Monday, 5 March 2012

Wellington : my rude awakening

I arrived in NZ and naturally loved it. Had some wonderful holiday times being shown around Warworth by Alexis. Lovely beaches and trees, cakes and coffee, walks and baking, petting fat cats and being excited about living the dream.

One uncomfortable night bus to Wellington later( you're not in Malaysia anymore Mary), and I was in the city of my dreams, just a little lacking in sleep. Nevertheless, I dumped my stuff in a locker at the hostel I just booked into, (the downtown backpackers on Bunny street, which I obviously picked purely for the road name) and went to walkabout town. Found a nice little cafe to have toast and what not, and use the free Internet. Did window shopping, thought about buying lots of things, applied for a couple of jobs and enquired about accommodation at a few places. Bought a new sim card and contacted a few people, mostly Alexis' friends and family who are adopting me. And walked about a lot. I was quite content, felt very productive, and by the end of it, exhausted.

3 days later and I'm like, What the hell?! Why haven't I found a job yet or a place to live. A group of people actually rejected me for being vegan. How bloody narrow minded! I felt that I kept quite cool considering, I sent a txt back saying that I didn't know veganists existed and I would just pretend the real reason is because I was too young and beautiful to live with them... Which is no doubt true.

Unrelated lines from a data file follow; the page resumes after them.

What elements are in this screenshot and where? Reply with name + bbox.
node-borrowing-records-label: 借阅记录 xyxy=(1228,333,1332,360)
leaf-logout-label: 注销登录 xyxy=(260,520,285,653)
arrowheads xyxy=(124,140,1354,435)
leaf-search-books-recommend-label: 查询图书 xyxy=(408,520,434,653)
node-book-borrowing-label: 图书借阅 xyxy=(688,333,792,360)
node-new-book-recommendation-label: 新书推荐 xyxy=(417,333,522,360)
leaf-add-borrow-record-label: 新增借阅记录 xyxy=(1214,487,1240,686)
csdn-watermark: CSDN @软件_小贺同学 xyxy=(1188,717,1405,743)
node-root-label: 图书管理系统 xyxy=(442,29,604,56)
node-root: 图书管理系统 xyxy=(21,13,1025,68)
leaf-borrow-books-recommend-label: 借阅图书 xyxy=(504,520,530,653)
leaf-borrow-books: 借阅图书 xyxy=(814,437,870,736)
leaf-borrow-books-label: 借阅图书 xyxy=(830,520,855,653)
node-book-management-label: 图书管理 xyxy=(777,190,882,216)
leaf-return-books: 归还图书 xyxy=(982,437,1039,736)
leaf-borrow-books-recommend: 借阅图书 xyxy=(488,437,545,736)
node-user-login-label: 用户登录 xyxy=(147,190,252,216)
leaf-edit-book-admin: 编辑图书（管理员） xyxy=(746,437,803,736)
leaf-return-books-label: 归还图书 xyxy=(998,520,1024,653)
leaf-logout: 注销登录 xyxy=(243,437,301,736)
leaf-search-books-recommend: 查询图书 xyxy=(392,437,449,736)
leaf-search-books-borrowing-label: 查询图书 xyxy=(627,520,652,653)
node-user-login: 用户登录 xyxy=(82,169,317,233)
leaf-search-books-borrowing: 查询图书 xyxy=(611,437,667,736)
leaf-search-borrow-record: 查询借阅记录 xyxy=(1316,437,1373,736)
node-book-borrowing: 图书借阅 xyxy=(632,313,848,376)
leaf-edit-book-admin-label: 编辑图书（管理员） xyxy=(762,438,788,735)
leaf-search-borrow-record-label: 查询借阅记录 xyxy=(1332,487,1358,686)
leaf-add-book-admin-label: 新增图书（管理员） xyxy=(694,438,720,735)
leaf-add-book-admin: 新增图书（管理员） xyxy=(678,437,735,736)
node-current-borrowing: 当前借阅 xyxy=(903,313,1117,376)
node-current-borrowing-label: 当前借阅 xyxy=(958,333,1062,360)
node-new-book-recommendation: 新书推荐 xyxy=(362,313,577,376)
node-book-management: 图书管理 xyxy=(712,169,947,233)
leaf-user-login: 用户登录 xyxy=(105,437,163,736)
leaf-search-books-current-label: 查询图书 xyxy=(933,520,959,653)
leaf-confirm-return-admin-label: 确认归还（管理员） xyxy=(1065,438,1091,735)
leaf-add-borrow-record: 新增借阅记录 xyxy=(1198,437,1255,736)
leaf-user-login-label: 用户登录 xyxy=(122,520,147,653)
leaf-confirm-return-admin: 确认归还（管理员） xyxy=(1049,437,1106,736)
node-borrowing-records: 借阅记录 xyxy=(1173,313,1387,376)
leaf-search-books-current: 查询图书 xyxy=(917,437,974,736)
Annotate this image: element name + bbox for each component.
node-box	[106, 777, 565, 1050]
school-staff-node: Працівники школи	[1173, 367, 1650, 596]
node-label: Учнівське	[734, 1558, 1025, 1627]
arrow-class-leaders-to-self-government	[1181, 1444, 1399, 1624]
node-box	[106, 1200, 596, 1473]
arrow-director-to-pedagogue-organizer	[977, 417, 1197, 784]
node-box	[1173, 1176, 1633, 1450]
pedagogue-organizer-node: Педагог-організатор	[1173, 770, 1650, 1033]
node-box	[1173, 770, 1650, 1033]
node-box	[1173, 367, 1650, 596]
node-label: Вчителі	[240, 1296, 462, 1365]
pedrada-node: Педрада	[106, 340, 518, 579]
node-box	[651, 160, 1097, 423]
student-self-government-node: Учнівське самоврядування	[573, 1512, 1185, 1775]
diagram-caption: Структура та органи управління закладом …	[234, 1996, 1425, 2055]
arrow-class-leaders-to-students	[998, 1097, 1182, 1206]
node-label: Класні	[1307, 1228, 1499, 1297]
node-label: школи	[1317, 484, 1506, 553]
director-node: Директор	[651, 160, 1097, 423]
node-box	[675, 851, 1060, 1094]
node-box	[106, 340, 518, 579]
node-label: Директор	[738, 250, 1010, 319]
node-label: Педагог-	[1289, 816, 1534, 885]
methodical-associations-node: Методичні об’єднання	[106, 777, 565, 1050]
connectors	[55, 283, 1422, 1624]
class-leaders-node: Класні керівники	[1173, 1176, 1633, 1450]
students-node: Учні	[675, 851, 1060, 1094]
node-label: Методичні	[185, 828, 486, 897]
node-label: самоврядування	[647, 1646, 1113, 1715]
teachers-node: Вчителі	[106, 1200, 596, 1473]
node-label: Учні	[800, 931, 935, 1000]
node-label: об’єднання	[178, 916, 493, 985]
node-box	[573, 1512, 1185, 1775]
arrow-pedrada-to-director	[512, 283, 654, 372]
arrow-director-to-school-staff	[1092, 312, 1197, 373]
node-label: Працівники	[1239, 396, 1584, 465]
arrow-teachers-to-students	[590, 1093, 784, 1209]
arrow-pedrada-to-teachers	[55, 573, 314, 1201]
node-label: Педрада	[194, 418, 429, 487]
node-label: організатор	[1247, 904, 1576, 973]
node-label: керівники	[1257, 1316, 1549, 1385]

My six month holiday has come to a very abrupt end, in part because of me trying to be overly proactive. so I've decided to try and chill out a bit, you can't do everything at once. I went to the museum yesterday, which was excellent, very enjoyable, couldn't see it all, too much history, and as I may be here for a while I can go back and see the rest later. I really hate seeing those pictures of like how much of the country was forested before and after certain times. It really makes me want to cry. The Maori singing songs about the death of a species of bird was also really emotive. I just feel so guilty about what we're doing to the planet. I need to start earning money so I can plant some trees to make up for all my air miles.

I've met a few random people too, a guy called Tenison, who offered the room he had going to someone else before I even saw it! But we e mailed a bit, and then I invited myself to see him, so we chatted at his for a bit and people watched like in rear window. There are far too many people who 'watch tv' with the lights on, whilst on their computers. Pick one and switch the rest off people!!!! Argh. It's so frustrating feeling like you are the only person who cares about these things...

Before I met Tenison, I went over to this like hippy commune place I found whilst looking to couch surf somewhere. I really liked it!!! They had a 'knit and bitch' club going on when I arrived. Everyone looked very cute sat round the living room knitting with falafel on the table, I'm sure they weren't bitching at all. Hippies don't bitch... I met this guy called Tom, who'd invited me over, but he had to rush off to play bicycle polo! They fix bikes up there, have a veg patch and an art room. It's all very cool. There's like a set of ideals to read through as you arrive basically chatting about equality and rights and how the community there helps the community at large. I met three vegans, all in one room. Amazing. I felt guilty for all the non vegan cake I've been eating... But not guilty enough to forgo my donuts this morning. ( I've made friends with the guys who work at jam nuts, I owe it to them to eat their donuts, chocolate and custard this morning). Anyway, so I hope to stay at the hippy house (pretty sure they wouldn't appreciate me calling it that) from wed for a few days. I like meeting people who are passionate about stuff, I often think I'm Not serious about enough... I guess you don't want to be too serious about things, it'll prob just make you depressed. But it's also important not to hide from truths just because they're depressing or will in some way make your life more difficult. No one knows what life is about, but I don't think it's about having as an easy a time of it as possible. To show love to others often means putting yourself out. To do the right thing, is often so much harder than doing the wrong thing.

Wow. Ok I feel ready to be vegan again and to save the world single handedly.




I always feel just on the cusp of understanding, but never quite there. Story of my life.




Just had a little incident with the Internet, using all my ten dollars worth of megabytes in about two mins because I'm stupid, downloaded an album, I think Genesis was a good choice though... " and jesus he knows me, and he knows I'm right, I've been talking to Jesus all my life.... Well he's been telling me everything's gonna be alright."